In 2012, McNeill was the subject of "Taking a Chance on God," a documentary film produced and directed by Dignity member Brendan Fay that highlights McNeill's role as priest, gay man, activist, and scholar.

He did not mince words when speaking of the pain he had felt at the hands of his church. In 2012, McNeill wrote that in his outspoken career he had tried "with the help of the Holy Spirit to free gay Christians from the lies of a pathologically homophobic religion."

His radical and provocative views on sexuality were never successfully muzzled by church authorities, though his presence at gay and lesbian Catholic meetings grew fewer and fewer as his health diminished in recent years. He published at several major best-selling books on sexuality and he kept a website for many years.

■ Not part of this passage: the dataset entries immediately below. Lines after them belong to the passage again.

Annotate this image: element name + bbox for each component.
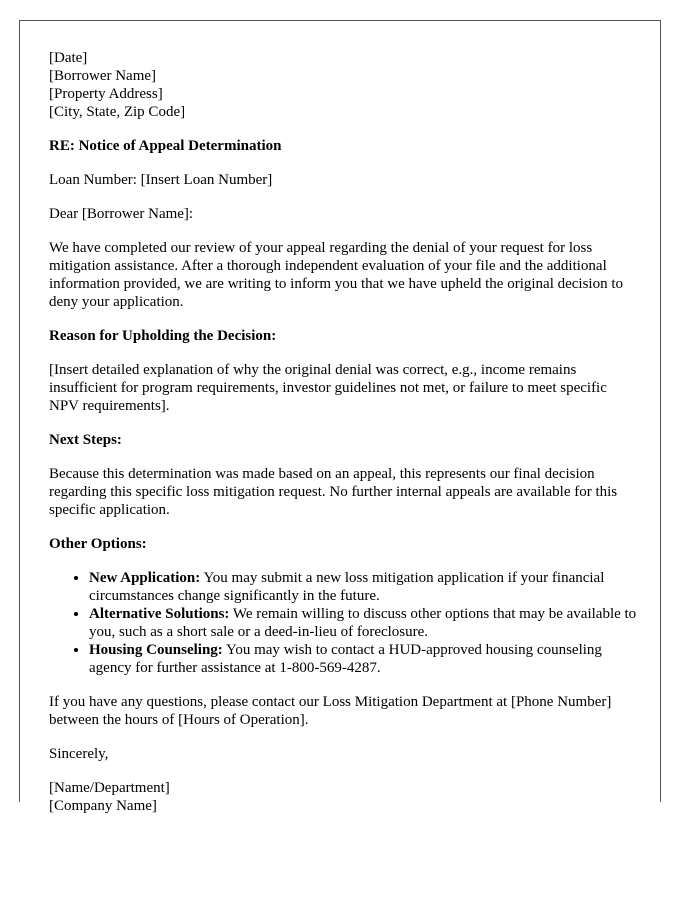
closing-line: Sincerely, <box>49 746 109 762</box>
signature-name-department: [Name/Department] <box>49 780 170 796</box>
questions-paragraph: If you have any questions, please contact our Loss Mitigation Department at [Phone Number] between the hours of [Hours of Operation]. <box>49 694 612 728</box>
list-item <box>89 569 639 605</box>
option-text: You may submit a new loss mitigation application if your financial circumstances change significantly in the future. <box>89 570 605 604</box>
option-term: Alternative Solutions: <box>89 606 230 622</box>
other-options-heading: Other Options: <box>49 536 147 552</box>
letter-body <box>49 49 639 815</box>
letter-page <box>19 20 661 814</box>
reason-paragraph: [Insert detailed explanation of why the original denial was correct, e.g., income remains insufficient for program requirements, investor guidelines not met, or failure to meet specific NPV requirements]. <box>49 362 607 414</box>
borrower-name-line: [Borrower Name] <box>49 68 157 84</box>
subject-line: RE: Notice of Appeal Determination <box>49 138 282 154</box>
property-address-line: [Property Address] <box>49 86 163 102</box>
intro-paragraph: We have completed our review of your appeal regarding the denial of your request for loss mitigation assistance. After a thorough independent evaluation of your file and the additional information provided, we are writing to inform you that we have upheld the original decision to deny your application. <box>49 240 624 310</box>
list-item <box>89 605 639 641</box>
signature-block <box>49 779 639 815</box>
option-term: Housing Counseling: <box>89 642 223 658</box>
next-steps-heading: Next Steps: <box>49 432 122 448</box>
list-item <box>89 641 639 677</box>
next-steps-paragraph: Because this determination was made based on an appeal, this represents our final decision regarding this specific loss mitigation request. No further internal appeals are available for this specific application. <box>49 466 618 518</box>
option-term: New Application: <box>89 570 201 586</box>
option-text: We remain willing to discuss other options that may be available to you, such as a short sale or a deed-in-lieu of foreclosure. <box>89 606 637 640</box>
loan-number-line: Loan Number: [Insert Loan Number] <box>49 172 273 188</box>
other-options-list <box>49 569 639 677</box>
date-line: [Date] <box>49 50 88 66</box>
signature-company-name: [Company Name] <box>49 798 157 814</box>
option-text: You may wish to contact a HUD-approved housing counseling agency for further assistance at 1-800-569-4287. <box>89 642 602 676</box>
city-state-zip-line: [City, State, Zip Code] <box>49 104 186 120</box>
recipient-address-block <box>49 49 639 121</box>
reason-heading: Reason for Upholding the Decision: <box>49 328 277 344</box>
salutation: Dear [Borrower Name]: <box>49 206 194 222</box>
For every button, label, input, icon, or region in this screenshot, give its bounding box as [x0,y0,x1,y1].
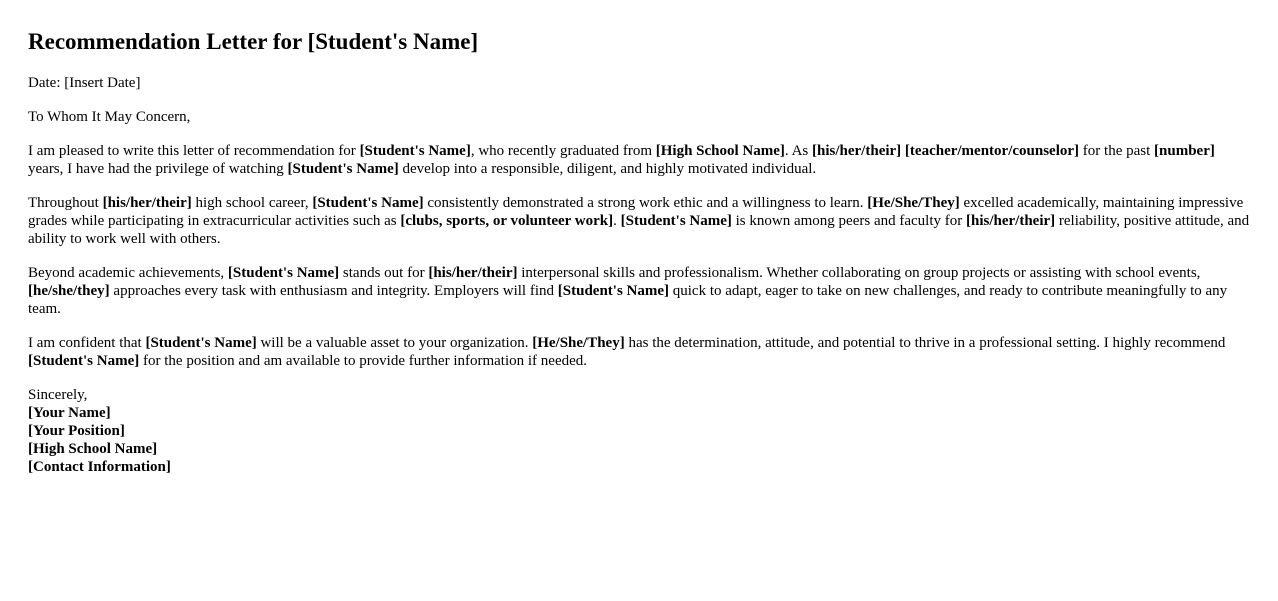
page-title: Recommendation Letter for [Student's Name] [28,29,479,54]
placeholder-school-name: [High School Name] [655,143,785,159]
signer-name [28,404,1250,422]
placeholder-contact-information: [Contact Information] [28,459,171,475]
placeholder-student-name: [Student's Name] [227,265,340,281]
text-run: I am confident that [28,335,146,351]
placeholder-activities: [clubs, sports, or volunteer work] [400,213,614,229]
text-run: years, I have had the privilege of watching [28,161,288,177]
text-run: I am pleased to write this letter of recommendation for [28,143,360,159]
text-run: , who recently graduated from [470,143,656,159]
letter-date: Date: [Insert Date] [28,75,141,91]
text-run: stands out for [339,265,429,281]
placeholder-student-name: [Student's Name] [557,283,670,299]
text-run: Throughout [28,195,103,211]
closing-word: Sincerely, [28,387,88,403]
placeholder-pronoun: [his/her/their] [966,213,1056,229]
placeholder-your-name: [Your Name] [28,405,111,421]
placeholder-role: [teacher/mentor/counselor] [904,143,1080,159]
placeholder-student-name: [Student's Name] [28,353,140,369]
paragraph-conclusion [28,334,1250,370]
paragraph-interpersonal [28,264,1250,318]
signer-position [28,422,1250,440]
placeholder-student-name: [Student's Name] [287,161,399,177]
text-run: approaches every task with enthusiasm and integrity. Employers will find [109,283,558,299]
letter-closing [28,386,1250,476]
placeholder-pronoun: [his/her/their] [102,195,192,211]
placeholder-pronoun: [his/her/their] [812,143,902,159]
letter-salutation: To Whom It May Concern, [28,109,191,125]
text-run: high school career, [191,195,313,211]
text-run: excelled academically, maintaining impressive grades while participating in extracurricular activities such as [28,195,1244,229]
paragraph-academics [28,194,1250,248]
text-run: quick to adapt, eager to take on new challenges, and ready to contribute meaningfully to any team. [28,283,1228,317]
text-run: interpersonal skills and professionalism. Whether collaborating on group projects or assisting with school events, [517,265,1201,281]
placeholder-student-name: [Student's Name] [145,335,257,351]
signer-contact [28,458,1250,476]
placeholder-your-position: [Your Position] [28,423,125,439]
paragraph-introduction [28,142,1250,178]
text-run: reliability, positive attitude, and ability to work well with others. [28,213,1250,247]
placeholder-pronoun: [his/her/their] [428,265,518,281]
placeholder-pronoun: [He/She/They] [532,335,625,351]
text-run: . As [784,143,813,159]
placeholder-student-name: [Student's Name] [312,195,424,211]
placeholder-pronoun: [He/She/They] [867,195,960,211]
text-run: . [613,213,621,229]
text-run: is known among peers and faculty for [731,213,966,229]
text-run: for the past [1079,143,1155,159]
text-run: has the determination, attitude, and potential to thrive in a professional setting. I highly recommend [624,335,1226,351]
signer-school [28,440,1250,458]
text-run: develop into a responsible, diligent, and highly motivated individual. [398,161,817,177]
text-run: will be a valuable asset to your organization. [256,335,533,351]
text-run: Beyond academic achievements, [28,265,228,281]
placeholder-student-name: [Student's Name] [620,213,732,229]
text-run: consistently demonstrated a strong work ethic and a willingness to learn. [423,195,868,211]
placeholder-student-name: [Student's Name] [359,143,471,159]
placeholder-number: [number] [1154,143,1215,159]
placeholder-school-name: [High School Name] [28,441,158,457]
placeholder-pronoun: [he/she/they] [28,283,110,299]
text-run: for the position and am available to provide further information if needed. [139,353,588,369]
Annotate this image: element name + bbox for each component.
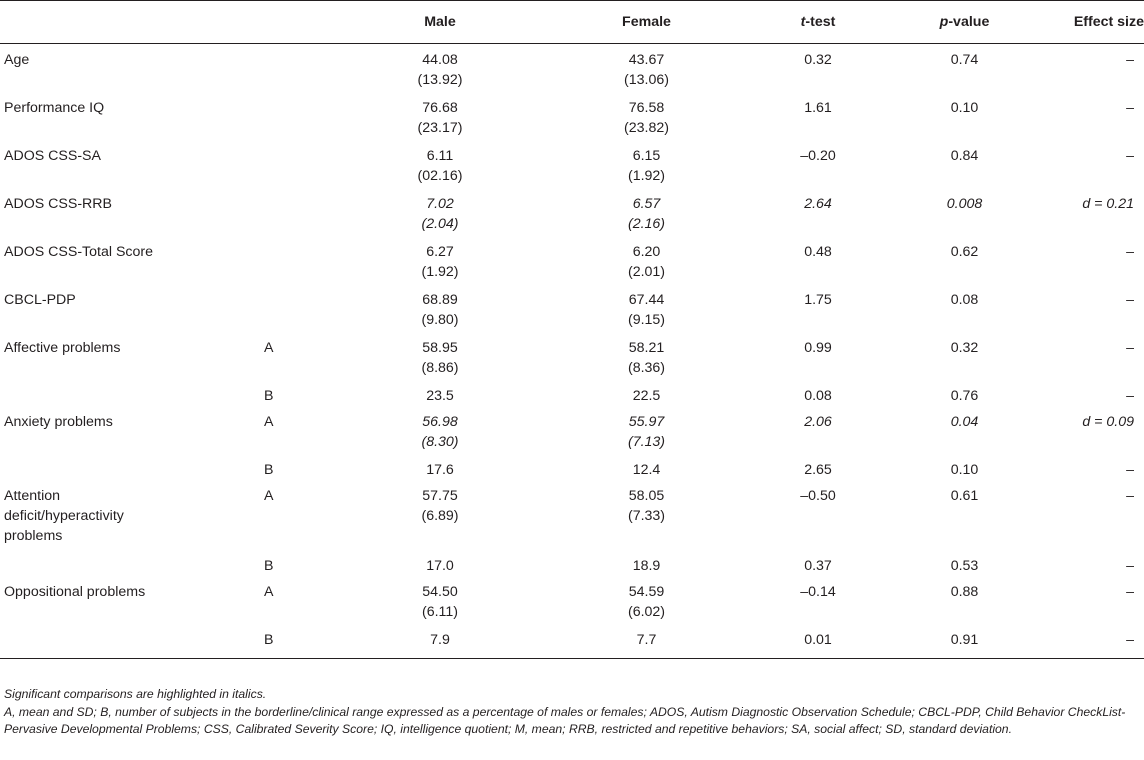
header-subtype bbox=[262, 1, 330, 44]
male-sd: (8.30) bbox=[421, 433, 459, 450]
female-mean: 58.21 bbox=[628, 339, 665, 356]
header-effect-size: Effect size bbox=[1073, 14, 1144, 30]
effect-size-value: – bbox=[1126, 147, 1134, 164]
female-mean: 22.5 bbox=[632, 387, 661, 404]
cell-pvalue bbox=[893, 140, 1036, 188]
female-mean: 12.4 bbox=[632, 461, 661, 478]
cell-male bbox=[330, 236, 550, 284]
row-label bbox=[0, 188, 262, 236]
row-subtype-text: B bbox=[264, 461, 274, 478]
cell-ttest bbox=[743, 92, 893, 140]
pvalue: 0.62 bbox=[950, 243, 979, 260]
female-mean: 67.44 bbox=[628, 291, 665, 308]
male-mean: 68.89 bbox=[422, 291, 458, 308]
footnote-abbreviations: A, mean and SD; B, number of subjects in the borderline/clinical range expressed as a percentage of males or females; ADOS, Autism Diagnostic Observation Schedule; CBCL-PDP, Child Behavior CheckList-Pervasive Developmental Problems; CSS, Calibrated Severity Score; IQ, intelligence quotient; M, mean; RRB, restricted and repetitive behaviors; SA, social affect; SD, standard deviation. bbox=[4, 704, 1126, 736]
cell-male bbox=[330, 332, 550, 380]
female-sd: (9.15) bbox=[627, 311, 666, 328]
male-mean: 7.9 bbox=[430, 631, 450, 648]
cell-effect-size bbox=[1036, 624, 1144, 659]
effect-size-value: – bbox=[1126, 387, 1134, 404]
row-subtype-text: B bbox=[264, 631, 274, 648]
header-female: Female bbox=[622, 14, 671, 30]
table-row bbox=[0, 480, 1144, 550]
cell-effect-size bbox=[1036, 284, 1144, 332]
pvalue: 0.61 bbox=[950, 487, 979, 504]
effect-size-value: – bbox=[1126, 583, 1134, 600]
table-row bbox=[0, 380, 1144, 406]
row-subtype bbox=[262, 284, 330, 332]
cell-female bbox=[550, 380, 743, 406]
female-mean: 18.9 bbox=[632, 557, 661, 574]
cell-ttest bbox=[743, 454, 893, 480]
ttest-value: 2.65 bbox=[804, 461, 832, 478]
row-label-line: problems bbox=[4, 527, 63, 544]
cell-effect-size bbox=[1036, 480, 1144, 550]
cell-male bbox=[330, 380, 550, 406]
cell-pvalue bbox=[893, 92, 1036, 140]
cell-effect-size bbox=[1036, 406, 1144, 454]
row-label bbox=[0, 236, 262, 284]
cell-male bbox=[330, 480, 550, 550]
female-sd: (23.82) bbox=[624, 119, 669, 136]
female-sd: (1.92) bbox=[627, 167, 666, 184]
cell-ttest bbox=[743, 236, 893, 284]
table-row bbox=[0, 44, 1144, 92]
ttest-value: –0.50 bbox=[800, 487, 836, 504]
cell-effect-size bbox=[1036, 380, 1144, 406]
cell-effect-size bbox=[1036, 92, 1144, 140]
table-row bbox=[0, 284, 1144, 332]
pvalue: 0.91 bbox=[950, 631, 979, 648]
effect-size-value: – bbox=[1126, 487, 1134, 504]
row-subtype bbox=[262, 92, 330, 140]
male-mean: 6.27 bbox=[426, 243, 454, 260]
pvalue: 0.10 bbox=[950, 99, 979, 116]
ttest-value: 0.48 bbox=[804, 243, 832, 260]
row-subtype bbox=[262, 454, 330, 480]
male-mean: 17.0 bbox=[426, 557, 454, 574]
cell-male bbox=[330, 284, 550, 332]
row-label bbox=[0, 454, 262, 480]
row-label bbox=[0, 380, 262, 406]
cell-effect-size bbox=[1036, 188, 1144, 236]
cell-male bbox=[330, 188, 550, 236]
row-label-text: Performance IQ bbox=[4, 99, 105, 116]
footnote-significance: Significant comparisons are highlighted in italics. bbox=[4, 687, 267, 701]
cell-female bbox=[550, 284, 743, 332]
male-sd: (13.92) bbox=[417, 72, 463, 88]
male-mean: 17.6 bbox=[426, 461, 454, 478]
row-label bbox=[0, 140, 262, 188]
ttest-value: 1.61 bbox=[804, 99, 832, 116]
cell-female bbox=[550, 236, 743, 284]
row-subtype-text: A bbox=[264, 339, 274, 356]
cell-female bbox=[550, 454, 743, 480]
cell-female bbox=[550, 188, 743, 236]
ttest-value: –0.14 bbox=[800, 583, 836, 600]
effect-size-value: – bbox=[1126, 339, 1134, 356]
cell-male bbox=[330, 406, 550, 454]
row-subtype bbox=[262, 406, 330, 454]
row-label bbox=[0, 284, 262, 332]
cell-female bbox=[550, 624, 743, 659]
female-sd: (2.16) bbox=[627, 215, 666, 232]
ttest-value: 0.37 bbox=[804, 557, 832, 574]
pvalue: 0.53 bbox=[950, 557, 979, 574]
male-mean: 6.11 bbox=[426, 147, 454, 164]
cell-ttest bbox=[743, 406, 893, 454]
pvalue: 0.88 bbox=[950, 583, 979, 600]
header-pvalue bbox=[893, 1, 1036, 44]
cell-female bbox=[550, 140, 743, 188]
cell-pvalue bbox=[893, 624, 1036, 659]
table-row bbox=[0, 236, 1144, 284]
pvalue: 0.08 bbox=[950, 291, 979, 308]
cell-ttest bbox=[743, 140, 893, 188]
male-sd: (9.80) bbox=[421, 311, 459, 328]
table-row bbox=[0, 188, 1144, 236]
cell-ttest bbox=[743, 624, 893, 659]
ttest-value: 2.64 bbox=[804, 195, 832, 212]
row-label bbox=[0, 92, 262, 140]
male-sd: (6.11) bbox=[421, 603, 458, 620]
male-mean: 57.75 bbox=[422, 487, 458, 504]
cell-effect-size bbox=[1036, 576, 1144, 624]
cell-pvalue bbox=[893, 480, 1036, 550]
table-row bbox=[0, 332, 1144, 380]
ttest-value: 0.99 bbox=[804, 339, 832, 356]
cell-ttest bbox=[743, 576, 893, 624]
ttest-value: 1.75 bbox=[804, 291, 832, 308]
cell-male bbox=[330, 140, 550, 188]
row-label-text: ADOS CSS-SA bbox=[4, 147, 101, 164]
cell-ttest bbox=[743, 332, 893, 380]
cell-effect-size bbox=[1036, 332, 1144, 380]
cell-effect-size bbox=[1036, 236, 1144, 284]
male-sd: (02.16) bbox=[417, 167, 463, 184]
row-subtype-text: B bbox=[264, 557, 274, 574]
pvalue: 0.74 bbox=[950, 52, 979, 68]
row-subtype bbox=[262, 480, 330, 550]
table-row bbox=[0, 454, 1144, 480]
ttest-value: 0.08 bbox=[804, 387, 832, 404]
table-header-row bbox=[0, 1, 1144, 44]
cell-female bbox=[550, 576, 743, 624]
row-subtype-text: B bbox=[264, 387, 274, 404]
female-mean: 6.20 bbox=[632, 243, 661, 260]
row-label-text: Anxiety problems bbox=[4, 413, 113, 430]
cell-male bbox=[330, 624, 550, 659]
cell-pvalue bbox=[893, 188, 1036, 236]
effect-size-value: – bbox=[1126, 243, 1134, 260]
row-subtype bbox=[262, 188, 330, 236]
row-label-text: Affective problems bbox=[4, 339, 121, 356]
cell-female bbox=[550, 44, 743, 92]
row-label-line: Attention bbox=[4, 487, 61, 504]
table-row bbox=[0, 624, 1144, 659]
row-subtype-text: A bbox=[264, 487, 274, 504]
cell-male bbox=[330, 44, 550, 92]
table-row bbox=[0, 92, 1144, 140]
female-mean: 6.57 bbox=[632, 195, 661, 212]
effect-size-value: – bbox=[1126, 461, 1134, 478]
row-label bbox=[0, 624, 262, 659]
female-mean: 6.15 bbox=[632, 147, 661, 164]
female-mean: 76.58 bbox=[628, 99, 665, 116]
cell-effect-size bbox=[1036, 44, 1144, 92]
row-label bbox=[0, 44, 262, 92]
row-subtype-text: A bbox=[264, 583, 274, 600]
pvalue: 0.84 bbox=[950, 147, 979, 164]
female-mean: 7.7 bbox=[636, 631, 657, 648]
female-sd: (7.33) bbox=[627, 507, 666, 524]
effect-size-value: – bbox=[1126, 631, 1134, 648]
male-mean: 54.50 bbox=[422, 583, 458, 600]
cell-pvalue bbox=[893, 454, 1036, 480]
cell-male bbox=[330, 454, 550, 480]
male-sd: (6.89) bbox=[421, 507, 459, 524]
cell-pvalue bbox=[893, 380, 1036, 406]
row-label bbox=[0, 550, 262, 576]
male-mean: 58.95 bbox=[422, 339, 458, 356]
female-sd: (8.36) bbox=[627, 359, 666, 376]
effect-size-value: d = 0.09 bbox=[1082, 413, 1134, 430]
male-mean: 44.08 bbox=[422, 52, 458, 68]
row-subtype bbox=[262, 332, 330, 380]
ttest-value: 2.06 bbox=[804, 413, 832, 430]
female-sd: (13.06) bbox=[624, 72, 669, 88]
row-label bbox=[0, 406, 262, 454]
row-subtype bbox=[262, 550, 330, 576]
row-label-text: CBCL-PDP bbox=[4, 291, 76, 308]
row-label bbox=[0, 332, 262, 380]
effect-size-value: – bbox=[1126, 291, 1134, 308]
pvalue: 0.76 bbox=[950, 387, 979, 404]
cell-effect-size bbox=[1036, 140, 1144, 188]
cell-pvalue bbox=[893, 406, 1036, 454]
cell-pvalue bbox=[893, 576, 1036, 624]
row-label bbox=[0, 576, 262, 624]
header-pvalue-italic: p bbox=[939, 14, 949, 30]
cell-female bbox=[550, 332, 743, 380]
male-mean: 7.02 bbox=[426, 195, 454, 212]
row-subtype bbox=[262, 236, 330, 284]
male-sd: (8.86) bbox=[421, 359, 459, 376]
cell-ttest bbox=[743, 550, 893, 576]
cell-pvalue bbox=[893, 284, 1036, 332]
ttest-value: –0.20 bbox=[800, 147, 836, 164]
cell-male bbox=[330, 550, 550, 576]
cell-male bbox=[330, 92, 550, 140]
female-mean: 43.67 bbox=[628, 52, 665, 68]
cell-ttest bbox=[743, 44, 893, 92]
female-mean: 55.97 bbox=[628, 413, 665, 430]
row-label-line: deficit/hyperactivity bbox=[4, 507, 124, 524]
row-label-text: Age bbox=[4, 52, 30, 68]
table-body bbox=[0, 44, 1144, 659]
row-label-text: ADOS CSS-Total Score bbox=[4, 243, 154, 260]
cell-female bbox=[550, 480, 743, 550]
table-footnote bbox=[4, 686, 1142, 739]
cell-ttest bbox=[743, 188, 893, 236]
row-subtype bbox=[262, 624, 330, 659]
table-row bbox=[0, 576, 1144, 624]
ttest-value: 0.01 bbox=[804, 631, 832, 648]
male-mean: 76.68 bbox=[422, 99, 458, 116]
cell-female bbox=[550, 92, 743, 140]
pvalue: 0.32 bbox=[950, 339, 979, 356]
effect-size-value: – bbox=[1126, 99, 1134, 116]
cell-ttest bbox=[743, 284, 893, 332]
cell-effect-size bbox=[1036, 454, 1144, 480]
male-mean: 56.98 bbox=[422, 413, 458, 430]
male-sd: (1.92) bbox=[421, 263, 459, 280]
header-variable bbox=[0, 1, 262, 44]
female-sd: (7.13) bbox=[627, 433, 666, 450]
row-subtype bbox=[262, 44, 330, 92]
row-subtype bbox=[262, 380, 330, 406]
header-ttest-italic: t bbox=[800, 14, 806, 30]
effect-size-value: – bbox=[1126, 557, 1134, 574]
header-ttest-rest: -test bbox=[805, 14, 836, 30]
female-mean: 58.05 bbox=[628, 487, 665, 504]
row-label-text: Oppositional problems bbox=[4, 583, 146, 600]
ttest-value: 0.32 bbox=[804, 52, 832, 68]
pvalue: 0.04 bbox=[950, 413, 979, 430]
male-sd: (23.17) bbox=[417, 119, 463, 136]
row-label-text: ADOS CSS-RRB bbox=[4, 195, 112, 212]
pvalue: 0.10 bbox=[950, 461, 979, 478]
cell-pvalue bbox=[893, 332, 1036, 380]
pvalue: 0.008 bbox=[946, 195, 983, 212]
female-mean: 54.59 bbox=[628, 583, 665, 600]
row-subtype bbox=[262, 576, 330, 624]
table-row bbox=[0, 406, 1144, 454]
cell-ttest bbox=[743, 380, 893, 406]
header-ttest bbox=[743, 1, 893, 44]
cell-pvalue bbox=[893, 236, 1036, 284]
cell-effect-size bbox=[1036, 550, 1144, 576]
effect-size-value: d = 0.21 bbox=[1082, 195, 1134, 212]
row-subtype bbox=[262, 140, 330, 188]
cell-ttest bbox=[743, 480, 893, 550]
effect-size-value: – bbox=[1126, 52, 1134, 68]
male-mean: 23.5 bbox=[426, 387, 454, 404]
row-subtype-text: A bbox=[264, 413, 274, 430]
cell-pvalue bbox=[893, 550, 1036, 576]
cell-male bbox=[330, 576, 550, 624]
female-sd: (2.01) bbox=[627, 263, 666, 280]
table-row bbox=[0, 550, 1144, 576]
cell-female bbox=[550, 406, 743, 454]
cell-female bbox=[550, 550, 743, 576]
table-row bbox=[0, 140, 1144, 188]
male-sd: (2.04) bbox=[421, 215, 459, 232]
female-sd: (6.02) bbox=[627, 603, 666, 620]
row-label bbox=[0, 480, 262, 550]
header-pvalue-rest: -value bbox=[948, 14, 990, 30]
cell-pvalue bbox=[893, 44, 1036, 92]
header-male: Male bbox=[424, 14, 456, 30]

His pastoral approach toward healing the pain gay and lesbian Catholics were experiencing seemed boundless. Several years ago he wrote "We know from Revelation that God created us sexual beings and delights in our sexual play. Every human being has a God-given right to sexual fulfillment. … As a psychotherapist with several decades of experience that many, if not most, human beings grow up with badly damaged psyches and a wounded self-image that render them incapable, except with extreme difficulty, to enter into a committed relation based on mutual love. However, these psychically wounded humans still have a right to sexual fulfillment to the best of their ability."

He believed that individual conscience needs to be the final arbiter when deciding on sexual matters. He once wrote: "one of the most central teachings of Jesus, without doubt of utmost importance to all Christians and especially to lesbian, gay, bisexual and transgendered Christians is freedom of conscience."

He was animated by a deep spirituality. He once wrote that his writings had been based on "Jesus' promise to his followers to send them the Holy Spirit who will dwell in their hearts and lead them into all truth."